The examples are still executed and validated but any further failure is not shown.

$ byexample -l python -o '+py-doctest +REPORT_ONLY_FIRST_FAILURE' test/ds/doctest-hard-diff.md  # byexample: +tags
<...>
File test/ds/doctest-hard-diff.md, 5/5 test ran in <...> seconds
[FAIL] Pass: 3 Fail: 2 Skip: 0

Whitespace

doctest and byexample are very strict when they compare the outputs. Any extra space will make the test fail.

You can relax this with NORMALIZE_WHITESPACE:

>>> knights(1)          # doctest: +NORMALIZE_WHITESPACE
Ni!    Ni!    Ni!

If the example has empty lines, you need to glue the text with <BLANKLINE>

>>> knights(2)
Ni!
Ni! Ni!
<BLANKLINE>
Ni!
Ni! Ni!

If you literally want to check for the <BLANKLINE> string, you can disable the feature with DONT_ACCEPT_BLANKLINE:

>>> print("<BLANKLINE>")    # doctest: +DONT_ACCEPT_BLANKLINE
<BLANKLINE>

Skip and Fast Fail

An example can be skipped with SKIP: the example is not executed at all:

>>> destroy_world()         # doctest: +SKIP
True

On the other hand, if an example has the FAIL_FAST option and it fails, all the remaining examples will be skipped.

byexample is more versatile than just skip: you can pass an example (execute it but do not check it), you cannot force to not skip an example (execute it unconditionally) or execute it only if a condition is met.

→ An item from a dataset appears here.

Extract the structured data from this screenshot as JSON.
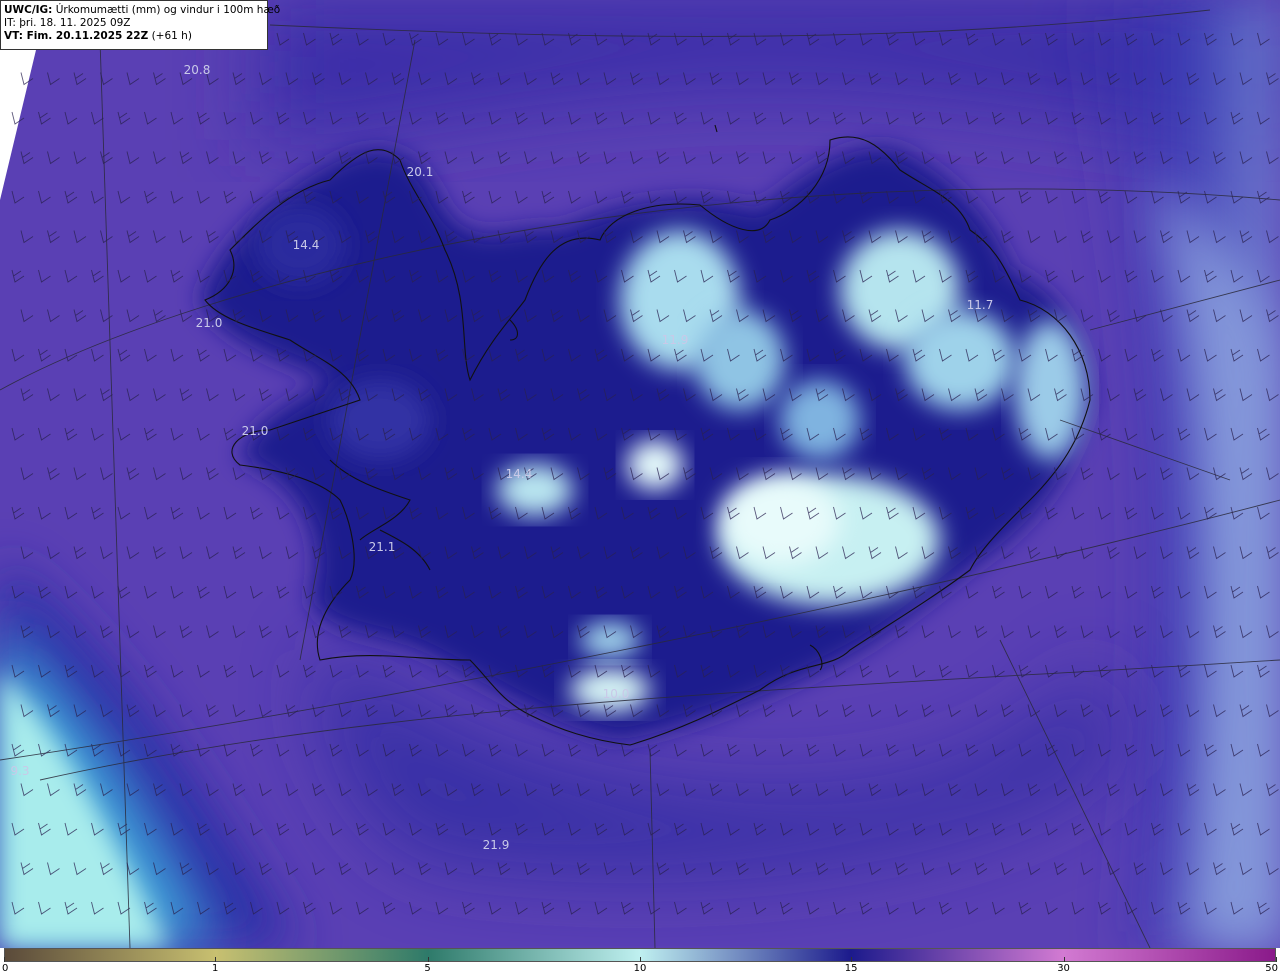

Migration to the byexample’s way

As you can see byexample in non-compatibility mode uses a different set of options. Here is a summary of the equivalent options:

====================  ============================  ============================
``byexample``         ``doctest``                   Observations
====================  ============================  ============================
``norm-ws``           ``NORMALIZE_WHITESPACE``      Same functionality.
*not supported*       ``DONT_ACCEPT_TRUE_FOR_1``    Only useful for ``Python 2.3``.
``tags``              ``ELLIPSIS``                  More powerful than ``doctest`` version
``skip``              ``SKIP``                      Same functionality.
``pass``              *not supported*               Execute but do not check.
``tags``              ``IGNORE_EXCEPTION_DETAIL``   ``tags`` is more general
``tags`` or ``rm``    ``DONT_ACCEPT_BLANKLINE``     ``rm`` may be used instead of ``tags``.
``diff``              ``REPORT_UDIFF``              With ``unified`` as argument.
``diff``              ``REPORT_CDIFF``              With ``context`` as argument.
``diff``              ``REPORT_NDIFF``              With ``ndiff`` as argument.
``fail-fast``         ``FAIL_FAST``                 Same functionality.
``show-failures`      ``REPORT_ONLY_FIRST_FAILURE`` Same as `+show-failures 1`
====================  ============================= ============================

See norm-ws, tags, skip, pass and diff for more info.